L’aumento previsto della benzina oscillava tra 1,4 e 1,6 centesimi di euro. Molte pompe, soprattutto quelle bianche, hanno incrementato il prezzo di 1,5 centesimi. Le maggiori marche hanno contenuto l’incremento a 0,6 centesimi di euro. Ma in mezzo a salassi annunciati e già avviata, c’è posto anche per una buona notizia: l’abbattimento del prezzo di un centesimo per la benzina verde e di mezzo centesimo per il gasolio. In questi distributori si verificherà probabilmente un paradosso: si spenderà meno di prima dell’aumento Iva. Magari sarà solo per un momento, e questa è la vera paura. Un rompicapo gli aumenti dei pedaggi autostradali. Alcuni ticket aumentano, altri sono rimasti invariati. La distonia viene attribuita dalla Società Austostrade “agli arrotondamenti per difetto o eccesso fino a dieci centesimi che, per legge, vanno applicati dopo l’incremento dell’Iva. E i supermercati? Hanno assunto la decisione di bloccare i prezzi. Non saranno toccati i listini dei beni di prima necessità assoggettati all’aumento dell’Iva. Ma fino a quando? La risposta è “a breve”, non appena sarà possibile valutare l’impatto della crescita Iva (e di conseguenza dei trasporti) sui bilanci delle società. Una situazione in divenire che comunque non promette nulla di buono.
Intanto, è giusto e opportuno far notare come le grandi catene della distribuzione alimentare abbiano effettuato una significativa frenata. Almeno per quanto attiene i generi di prima necessità.

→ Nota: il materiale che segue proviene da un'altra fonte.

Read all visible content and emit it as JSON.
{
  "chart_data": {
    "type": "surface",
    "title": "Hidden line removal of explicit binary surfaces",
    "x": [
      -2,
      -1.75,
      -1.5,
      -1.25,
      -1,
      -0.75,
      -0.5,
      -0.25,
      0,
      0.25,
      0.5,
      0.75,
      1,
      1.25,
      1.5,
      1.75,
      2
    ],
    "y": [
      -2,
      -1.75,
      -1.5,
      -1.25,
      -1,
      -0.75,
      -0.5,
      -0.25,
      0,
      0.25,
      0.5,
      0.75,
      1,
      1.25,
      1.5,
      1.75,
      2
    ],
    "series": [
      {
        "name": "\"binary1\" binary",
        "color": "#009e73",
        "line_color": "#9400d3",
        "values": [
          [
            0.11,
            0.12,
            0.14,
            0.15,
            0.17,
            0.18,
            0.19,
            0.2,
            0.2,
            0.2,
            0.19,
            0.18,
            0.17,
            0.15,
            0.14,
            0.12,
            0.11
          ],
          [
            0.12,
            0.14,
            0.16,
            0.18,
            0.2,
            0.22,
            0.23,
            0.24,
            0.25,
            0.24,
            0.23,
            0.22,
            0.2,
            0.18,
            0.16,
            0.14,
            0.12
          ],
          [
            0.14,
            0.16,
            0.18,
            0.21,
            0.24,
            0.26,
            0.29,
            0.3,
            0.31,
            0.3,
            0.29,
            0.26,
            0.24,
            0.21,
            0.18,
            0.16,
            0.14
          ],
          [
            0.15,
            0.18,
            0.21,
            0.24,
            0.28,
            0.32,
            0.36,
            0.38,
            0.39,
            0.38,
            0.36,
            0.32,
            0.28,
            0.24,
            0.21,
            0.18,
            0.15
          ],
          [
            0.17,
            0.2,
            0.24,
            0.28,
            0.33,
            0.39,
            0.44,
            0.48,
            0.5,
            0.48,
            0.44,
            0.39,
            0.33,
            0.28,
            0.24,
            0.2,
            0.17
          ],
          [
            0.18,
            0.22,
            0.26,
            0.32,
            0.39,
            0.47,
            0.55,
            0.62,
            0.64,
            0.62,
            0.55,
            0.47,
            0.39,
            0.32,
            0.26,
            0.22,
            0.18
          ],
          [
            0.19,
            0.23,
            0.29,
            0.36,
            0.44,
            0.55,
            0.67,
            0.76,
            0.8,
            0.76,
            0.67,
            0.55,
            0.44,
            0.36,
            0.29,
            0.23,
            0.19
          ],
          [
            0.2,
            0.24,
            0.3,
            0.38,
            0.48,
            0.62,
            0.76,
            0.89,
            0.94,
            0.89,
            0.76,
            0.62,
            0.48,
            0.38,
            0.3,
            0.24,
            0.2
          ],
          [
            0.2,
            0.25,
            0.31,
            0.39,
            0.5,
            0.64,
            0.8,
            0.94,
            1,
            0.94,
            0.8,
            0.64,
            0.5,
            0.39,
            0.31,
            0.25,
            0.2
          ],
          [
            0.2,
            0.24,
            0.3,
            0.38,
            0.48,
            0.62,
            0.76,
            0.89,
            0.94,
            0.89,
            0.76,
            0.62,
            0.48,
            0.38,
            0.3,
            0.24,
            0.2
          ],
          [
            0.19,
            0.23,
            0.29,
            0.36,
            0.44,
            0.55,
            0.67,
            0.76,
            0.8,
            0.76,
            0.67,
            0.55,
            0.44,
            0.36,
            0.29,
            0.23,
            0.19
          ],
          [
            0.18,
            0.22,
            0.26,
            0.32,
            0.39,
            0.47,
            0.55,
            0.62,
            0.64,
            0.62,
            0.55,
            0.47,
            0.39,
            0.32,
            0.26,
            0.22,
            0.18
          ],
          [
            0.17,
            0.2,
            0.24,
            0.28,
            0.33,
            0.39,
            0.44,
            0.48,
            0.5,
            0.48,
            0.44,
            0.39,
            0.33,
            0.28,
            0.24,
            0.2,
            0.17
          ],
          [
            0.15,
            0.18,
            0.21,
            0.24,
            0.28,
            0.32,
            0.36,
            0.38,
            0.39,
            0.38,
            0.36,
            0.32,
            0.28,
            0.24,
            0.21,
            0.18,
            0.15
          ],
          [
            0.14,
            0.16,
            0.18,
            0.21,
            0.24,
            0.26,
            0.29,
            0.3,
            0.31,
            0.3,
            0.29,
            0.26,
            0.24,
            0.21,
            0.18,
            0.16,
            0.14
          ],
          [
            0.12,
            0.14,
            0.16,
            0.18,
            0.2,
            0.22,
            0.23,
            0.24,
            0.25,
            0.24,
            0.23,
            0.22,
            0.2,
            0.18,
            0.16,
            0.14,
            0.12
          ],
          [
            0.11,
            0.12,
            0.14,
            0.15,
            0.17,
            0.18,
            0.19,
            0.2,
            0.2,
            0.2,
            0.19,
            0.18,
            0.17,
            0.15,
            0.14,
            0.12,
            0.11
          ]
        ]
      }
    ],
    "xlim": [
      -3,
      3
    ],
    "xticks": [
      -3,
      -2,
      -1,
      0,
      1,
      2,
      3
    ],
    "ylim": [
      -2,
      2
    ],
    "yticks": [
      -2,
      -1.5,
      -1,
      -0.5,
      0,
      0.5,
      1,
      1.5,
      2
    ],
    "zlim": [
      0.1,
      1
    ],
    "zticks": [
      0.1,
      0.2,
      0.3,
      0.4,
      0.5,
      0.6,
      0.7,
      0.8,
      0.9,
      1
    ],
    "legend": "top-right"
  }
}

In Sardegna il paradiso perduto. Anzi venduto all’asta. L’isola di Budelli, Arcipelago della Maddalena, è uno sballo per gli occhi e lo spirito. Spiaggia rosa, una perla un sacco bella, nell’estremo Nord della Sardegna, provincia di Olbia/Tempio. Uno virgola sessanta chilometri quadrati, Michelangelo Antonioni, nel 1964, venne in quel paradiso a girarvi nel 1964 alcune scene di “Deserto rosso”. L’isola ha un solo abitante, il custode. Venduta all’asta, Budelli è stata acquistata da un imprenditore neozelandese. Sì, comprata per 2 milioni 294 mila euro all’asta, in seguito al fallimento della vecchia proprietà, una società immobiliare di Milano. Il passaggio è avvenuto davanti al giudice del Tribunale di Tempio Pausania. Ma chi è l’anonimo compratore neozelandese? Si sa che è titolare di una società con sede in Svzzera, e secondo il suo legale e Fanpage è “un vero ambientalista; innamorato di Budelli e dell’intero arcipelago della Maddalena, intende portare avanti un piano specifico di conservazione dell’Isola”. Budelli la perla è soggetta ad una serie di vincoli paesaggistici e ambientali. Sull’isola non si può neppure passeggiare a piedi, se non accompagnati dal personale del parco. Ministero dell’ambiente e Ente Parco avrebbero la possibilità di riappropriarsi di Budelli. Hanno a disposizione infatti 90 giorni per far valere il diritto di prelazione, pareggiando l’offerta dell’imprenditore neozelandese. Due milioni e 294 mila euro: Ente Parco e ministero li hanno tutti questi soldi? Silente il ministero, bloccato dalla crisi di governo. Novanta giorni passano in fretta.